These past twelve months will go down as a bad year for vehicle sales in the province of Malaga, including the Costa del Sol. Although there are a few days left of December still to go, sales to private individuals up to November were down 16.7 per cent year-on-year. At just over 18,000 vehicles sold, it's one of the lowest figures in recent times.
When company vehicles and those bought by the dealerships themselves are added in, the total rises to 25,652, 11.7 per cent less.
In an analysis carried out by SUR, talking to members of the industry in the province, the reason for the decline appears to be down to a number of factors. Will diesel be scrapped? Will electric cars triumph? Other reasons include fears over job security, growing lack of interest among younger generations in having a car and also a fall in birthrate.

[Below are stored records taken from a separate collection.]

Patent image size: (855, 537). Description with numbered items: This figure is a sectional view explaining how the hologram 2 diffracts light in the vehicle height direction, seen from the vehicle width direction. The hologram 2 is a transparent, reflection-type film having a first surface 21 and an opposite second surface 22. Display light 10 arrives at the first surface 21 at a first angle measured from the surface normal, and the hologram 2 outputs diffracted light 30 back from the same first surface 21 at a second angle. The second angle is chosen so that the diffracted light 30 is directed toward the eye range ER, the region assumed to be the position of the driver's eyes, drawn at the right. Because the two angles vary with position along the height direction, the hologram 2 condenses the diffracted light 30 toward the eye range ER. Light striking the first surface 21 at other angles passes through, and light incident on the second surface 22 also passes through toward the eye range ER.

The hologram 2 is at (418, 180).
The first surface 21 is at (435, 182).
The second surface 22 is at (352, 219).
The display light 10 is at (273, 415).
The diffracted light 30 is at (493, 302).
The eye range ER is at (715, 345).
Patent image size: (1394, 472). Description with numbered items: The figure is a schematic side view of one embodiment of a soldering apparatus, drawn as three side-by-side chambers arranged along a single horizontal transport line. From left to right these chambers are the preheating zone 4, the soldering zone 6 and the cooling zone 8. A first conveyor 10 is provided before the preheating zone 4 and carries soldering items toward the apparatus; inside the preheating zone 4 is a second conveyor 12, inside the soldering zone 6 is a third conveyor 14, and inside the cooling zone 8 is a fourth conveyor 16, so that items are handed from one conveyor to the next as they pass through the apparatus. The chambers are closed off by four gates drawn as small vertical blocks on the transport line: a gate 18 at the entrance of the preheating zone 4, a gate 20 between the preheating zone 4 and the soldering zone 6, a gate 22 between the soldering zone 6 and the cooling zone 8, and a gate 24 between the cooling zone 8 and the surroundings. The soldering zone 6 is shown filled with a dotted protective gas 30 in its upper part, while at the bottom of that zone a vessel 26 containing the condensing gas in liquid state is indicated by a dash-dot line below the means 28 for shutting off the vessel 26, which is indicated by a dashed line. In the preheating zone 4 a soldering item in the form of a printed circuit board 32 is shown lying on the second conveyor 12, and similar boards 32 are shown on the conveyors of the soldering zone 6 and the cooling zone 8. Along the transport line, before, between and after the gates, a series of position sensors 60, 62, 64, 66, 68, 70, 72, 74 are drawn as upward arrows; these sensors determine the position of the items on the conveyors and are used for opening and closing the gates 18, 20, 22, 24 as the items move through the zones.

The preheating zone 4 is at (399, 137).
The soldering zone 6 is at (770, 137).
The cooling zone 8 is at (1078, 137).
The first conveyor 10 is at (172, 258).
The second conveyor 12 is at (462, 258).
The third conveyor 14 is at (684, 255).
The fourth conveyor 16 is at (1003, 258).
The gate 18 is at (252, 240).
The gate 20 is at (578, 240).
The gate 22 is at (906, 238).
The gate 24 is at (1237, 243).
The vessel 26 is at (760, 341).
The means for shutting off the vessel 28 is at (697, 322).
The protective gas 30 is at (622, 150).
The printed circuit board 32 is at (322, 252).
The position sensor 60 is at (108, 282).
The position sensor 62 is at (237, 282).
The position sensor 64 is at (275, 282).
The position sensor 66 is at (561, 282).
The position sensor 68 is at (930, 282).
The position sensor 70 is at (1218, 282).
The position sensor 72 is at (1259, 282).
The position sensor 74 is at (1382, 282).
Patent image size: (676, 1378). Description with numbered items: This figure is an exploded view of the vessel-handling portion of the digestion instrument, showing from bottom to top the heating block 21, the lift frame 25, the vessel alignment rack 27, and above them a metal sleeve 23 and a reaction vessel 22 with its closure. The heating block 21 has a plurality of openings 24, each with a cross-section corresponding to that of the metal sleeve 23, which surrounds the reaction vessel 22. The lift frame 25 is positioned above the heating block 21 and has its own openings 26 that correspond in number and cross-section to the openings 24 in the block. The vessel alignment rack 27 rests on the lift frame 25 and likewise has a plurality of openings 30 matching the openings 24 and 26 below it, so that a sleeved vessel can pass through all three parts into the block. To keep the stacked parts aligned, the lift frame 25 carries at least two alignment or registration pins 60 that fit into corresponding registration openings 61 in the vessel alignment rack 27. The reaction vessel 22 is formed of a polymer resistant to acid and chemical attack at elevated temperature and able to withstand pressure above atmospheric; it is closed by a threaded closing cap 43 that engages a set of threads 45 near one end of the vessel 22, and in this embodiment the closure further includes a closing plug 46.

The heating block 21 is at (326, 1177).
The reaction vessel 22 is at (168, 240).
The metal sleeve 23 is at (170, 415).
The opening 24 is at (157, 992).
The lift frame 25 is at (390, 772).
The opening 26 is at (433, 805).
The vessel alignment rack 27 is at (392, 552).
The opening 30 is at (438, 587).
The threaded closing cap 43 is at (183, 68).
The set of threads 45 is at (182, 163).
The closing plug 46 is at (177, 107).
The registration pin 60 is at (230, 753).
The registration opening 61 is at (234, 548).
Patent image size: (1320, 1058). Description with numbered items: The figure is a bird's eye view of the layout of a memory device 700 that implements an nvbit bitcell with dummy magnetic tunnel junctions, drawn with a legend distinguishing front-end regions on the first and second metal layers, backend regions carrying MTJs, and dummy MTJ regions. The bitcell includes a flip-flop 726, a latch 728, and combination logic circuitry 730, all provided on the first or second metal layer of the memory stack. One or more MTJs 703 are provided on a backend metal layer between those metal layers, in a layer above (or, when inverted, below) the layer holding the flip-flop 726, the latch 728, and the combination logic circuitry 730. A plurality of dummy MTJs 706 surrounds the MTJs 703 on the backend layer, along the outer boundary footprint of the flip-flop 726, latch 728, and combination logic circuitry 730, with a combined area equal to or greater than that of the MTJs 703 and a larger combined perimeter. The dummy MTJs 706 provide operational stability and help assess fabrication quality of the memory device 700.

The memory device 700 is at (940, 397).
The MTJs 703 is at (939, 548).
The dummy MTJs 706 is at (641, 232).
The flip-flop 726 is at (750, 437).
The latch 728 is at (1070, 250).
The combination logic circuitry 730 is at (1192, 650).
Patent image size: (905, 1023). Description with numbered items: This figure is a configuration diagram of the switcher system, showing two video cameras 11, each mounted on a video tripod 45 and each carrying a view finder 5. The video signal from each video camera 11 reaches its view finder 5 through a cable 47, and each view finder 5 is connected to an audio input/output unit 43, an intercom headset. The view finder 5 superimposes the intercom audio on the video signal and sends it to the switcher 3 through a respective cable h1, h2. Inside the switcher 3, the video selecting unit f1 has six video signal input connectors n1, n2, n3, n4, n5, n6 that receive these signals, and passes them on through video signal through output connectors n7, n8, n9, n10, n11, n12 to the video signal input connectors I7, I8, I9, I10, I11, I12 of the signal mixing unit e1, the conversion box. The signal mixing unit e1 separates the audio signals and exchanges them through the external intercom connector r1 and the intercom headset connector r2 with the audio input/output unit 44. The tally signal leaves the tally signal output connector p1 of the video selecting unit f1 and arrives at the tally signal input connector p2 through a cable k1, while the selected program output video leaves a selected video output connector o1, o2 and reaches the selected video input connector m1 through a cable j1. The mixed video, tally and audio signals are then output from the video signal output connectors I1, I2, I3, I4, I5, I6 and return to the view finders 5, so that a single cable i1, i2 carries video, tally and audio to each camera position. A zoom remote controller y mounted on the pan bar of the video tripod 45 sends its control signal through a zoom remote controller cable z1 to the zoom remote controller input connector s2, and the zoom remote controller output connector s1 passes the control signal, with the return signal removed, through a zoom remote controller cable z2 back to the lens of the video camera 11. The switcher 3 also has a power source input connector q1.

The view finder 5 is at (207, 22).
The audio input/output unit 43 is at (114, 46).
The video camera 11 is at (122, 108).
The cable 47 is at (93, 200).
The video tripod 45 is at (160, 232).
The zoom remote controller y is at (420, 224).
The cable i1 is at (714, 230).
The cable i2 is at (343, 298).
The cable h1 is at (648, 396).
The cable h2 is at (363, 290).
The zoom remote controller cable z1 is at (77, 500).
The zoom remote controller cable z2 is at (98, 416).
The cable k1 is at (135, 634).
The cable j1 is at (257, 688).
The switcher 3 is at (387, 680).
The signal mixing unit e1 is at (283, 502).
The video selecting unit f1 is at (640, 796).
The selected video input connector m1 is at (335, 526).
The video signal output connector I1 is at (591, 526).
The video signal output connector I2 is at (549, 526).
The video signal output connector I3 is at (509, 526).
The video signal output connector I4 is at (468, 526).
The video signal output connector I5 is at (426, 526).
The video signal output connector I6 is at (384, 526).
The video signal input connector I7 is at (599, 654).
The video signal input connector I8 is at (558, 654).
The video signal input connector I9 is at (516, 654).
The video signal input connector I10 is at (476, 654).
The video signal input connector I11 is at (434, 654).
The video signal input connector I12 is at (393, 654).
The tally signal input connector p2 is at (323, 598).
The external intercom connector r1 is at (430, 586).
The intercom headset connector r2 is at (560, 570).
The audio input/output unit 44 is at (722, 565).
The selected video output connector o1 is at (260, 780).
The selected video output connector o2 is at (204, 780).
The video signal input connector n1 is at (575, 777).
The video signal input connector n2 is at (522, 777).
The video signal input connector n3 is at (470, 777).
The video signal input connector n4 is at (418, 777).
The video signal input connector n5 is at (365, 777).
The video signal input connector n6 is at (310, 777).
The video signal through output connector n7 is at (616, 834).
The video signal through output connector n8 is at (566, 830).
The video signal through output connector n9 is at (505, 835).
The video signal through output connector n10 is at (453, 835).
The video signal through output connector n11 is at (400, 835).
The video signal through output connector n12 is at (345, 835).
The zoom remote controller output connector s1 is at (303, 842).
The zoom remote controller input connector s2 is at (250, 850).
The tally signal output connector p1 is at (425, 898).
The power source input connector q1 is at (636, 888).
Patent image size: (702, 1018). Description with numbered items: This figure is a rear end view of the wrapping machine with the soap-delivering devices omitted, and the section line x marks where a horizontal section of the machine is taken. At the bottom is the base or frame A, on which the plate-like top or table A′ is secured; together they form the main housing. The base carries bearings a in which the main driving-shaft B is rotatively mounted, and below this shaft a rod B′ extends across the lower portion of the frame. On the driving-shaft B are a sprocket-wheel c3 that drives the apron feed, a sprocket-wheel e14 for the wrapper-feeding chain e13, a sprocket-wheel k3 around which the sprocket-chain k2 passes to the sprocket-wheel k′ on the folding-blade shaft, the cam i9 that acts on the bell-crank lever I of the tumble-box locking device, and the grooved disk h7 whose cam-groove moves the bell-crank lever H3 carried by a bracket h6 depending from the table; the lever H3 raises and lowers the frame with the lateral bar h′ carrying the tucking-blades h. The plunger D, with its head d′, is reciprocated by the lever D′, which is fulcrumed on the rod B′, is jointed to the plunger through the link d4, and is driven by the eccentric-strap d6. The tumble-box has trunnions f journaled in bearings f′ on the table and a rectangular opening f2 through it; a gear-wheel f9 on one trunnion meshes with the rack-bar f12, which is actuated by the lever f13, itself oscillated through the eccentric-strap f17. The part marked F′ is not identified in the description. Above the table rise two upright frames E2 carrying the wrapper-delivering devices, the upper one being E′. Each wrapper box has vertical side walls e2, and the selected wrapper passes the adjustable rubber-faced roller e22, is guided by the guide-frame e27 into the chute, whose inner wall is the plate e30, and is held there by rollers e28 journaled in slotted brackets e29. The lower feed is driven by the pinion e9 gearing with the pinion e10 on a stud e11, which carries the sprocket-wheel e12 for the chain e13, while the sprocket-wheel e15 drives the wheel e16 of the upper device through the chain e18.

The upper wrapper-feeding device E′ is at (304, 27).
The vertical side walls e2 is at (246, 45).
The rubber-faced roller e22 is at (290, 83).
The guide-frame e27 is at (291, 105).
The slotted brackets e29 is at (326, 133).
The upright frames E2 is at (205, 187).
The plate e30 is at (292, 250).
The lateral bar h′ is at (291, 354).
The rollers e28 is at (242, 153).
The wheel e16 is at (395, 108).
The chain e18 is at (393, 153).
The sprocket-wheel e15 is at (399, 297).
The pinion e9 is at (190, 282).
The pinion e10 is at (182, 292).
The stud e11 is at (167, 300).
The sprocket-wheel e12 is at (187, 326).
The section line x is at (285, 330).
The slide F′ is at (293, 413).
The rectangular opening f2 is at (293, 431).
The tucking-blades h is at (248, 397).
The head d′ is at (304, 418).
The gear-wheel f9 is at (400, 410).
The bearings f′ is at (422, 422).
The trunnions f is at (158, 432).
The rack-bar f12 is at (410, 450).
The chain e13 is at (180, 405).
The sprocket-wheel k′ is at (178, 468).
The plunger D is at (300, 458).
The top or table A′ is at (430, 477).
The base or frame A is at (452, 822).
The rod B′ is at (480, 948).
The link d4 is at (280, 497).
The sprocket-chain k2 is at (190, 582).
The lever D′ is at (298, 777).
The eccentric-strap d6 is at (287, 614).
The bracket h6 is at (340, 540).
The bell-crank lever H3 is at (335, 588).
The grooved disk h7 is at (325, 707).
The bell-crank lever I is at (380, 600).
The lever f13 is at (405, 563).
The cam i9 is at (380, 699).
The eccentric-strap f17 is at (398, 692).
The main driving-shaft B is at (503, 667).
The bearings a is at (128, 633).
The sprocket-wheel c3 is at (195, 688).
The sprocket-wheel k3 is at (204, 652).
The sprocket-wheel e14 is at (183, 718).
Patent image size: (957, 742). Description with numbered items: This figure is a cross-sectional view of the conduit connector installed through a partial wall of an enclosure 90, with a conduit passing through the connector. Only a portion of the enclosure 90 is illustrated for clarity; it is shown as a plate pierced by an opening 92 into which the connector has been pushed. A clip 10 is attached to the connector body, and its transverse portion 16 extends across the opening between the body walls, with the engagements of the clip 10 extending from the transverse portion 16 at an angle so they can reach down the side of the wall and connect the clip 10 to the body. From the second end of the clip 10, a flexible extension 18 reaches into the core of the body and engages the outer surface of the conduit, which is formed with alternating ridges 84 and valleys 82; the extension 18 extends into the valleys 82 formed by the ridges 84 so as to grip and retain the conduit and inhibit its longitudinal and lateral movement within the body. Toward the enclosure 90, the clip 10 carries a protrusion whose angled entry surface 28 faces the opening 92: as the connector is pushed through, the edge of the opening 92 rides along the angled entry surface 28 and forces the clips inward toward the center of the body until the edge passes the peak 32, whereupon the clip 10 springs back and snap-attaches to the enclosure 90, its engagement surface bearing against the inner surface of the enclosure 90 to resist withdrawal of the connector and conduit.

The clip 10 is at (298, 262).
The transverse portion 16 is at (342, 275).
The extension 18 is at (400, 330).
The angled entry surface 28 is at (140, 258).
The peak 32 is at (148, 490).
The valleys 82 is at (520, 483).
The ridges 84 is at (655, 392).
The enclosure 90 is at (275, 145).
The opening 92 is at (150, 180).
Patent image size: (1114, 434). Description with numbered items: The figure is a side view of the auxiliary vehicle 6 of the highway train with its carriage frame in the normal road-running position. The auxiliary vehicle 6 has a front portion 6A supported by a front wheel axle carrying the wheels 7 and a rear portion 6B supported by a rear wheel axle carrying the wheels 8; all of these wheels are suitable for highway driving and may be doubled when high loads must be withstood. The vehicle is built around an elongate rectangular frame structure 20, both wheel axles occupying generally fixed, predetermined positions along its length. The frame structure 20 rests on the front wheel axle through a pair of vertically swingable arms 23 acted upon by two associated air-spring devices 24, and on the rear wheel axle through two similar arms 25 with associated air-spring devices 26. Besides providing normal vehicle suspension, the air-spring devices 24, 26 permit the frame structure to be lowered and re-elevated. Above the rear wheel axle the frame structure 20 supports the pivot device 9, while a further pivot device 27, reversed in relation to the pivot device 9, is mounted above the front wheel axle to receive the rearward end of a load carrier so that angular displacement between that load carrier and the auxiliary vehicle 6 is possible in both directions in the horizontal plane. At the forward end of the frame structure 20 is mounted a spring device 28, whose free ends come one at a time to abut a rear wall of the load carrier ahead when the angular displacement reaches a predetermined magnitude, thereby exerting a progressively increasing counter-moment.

The decline is also being put down to improvements in public transport, more people using bikes or electric scooters and new online services, such as renting mopeds by the minute.
Decline doesn't make sense
The head of the association of local dealerships (AMA), Carlos Oliva, said that although there are long-term sociological factors at play, their impact is more gradual. Instead, he believes that people are just keeping their old cars longer. "There is pent-up demand; the cars on the road haven't been replaced, and the average age has gone up from seven to thirteen years, the second highest in Europe. People are still driving, but cars are getting older. It doesn't make sense."
Oliva called for the government to incentivise people to change their cars, as happened in the past. "They don't have to be electric. A 2019 petrol engine gives off 30 per cent less than ten years ago."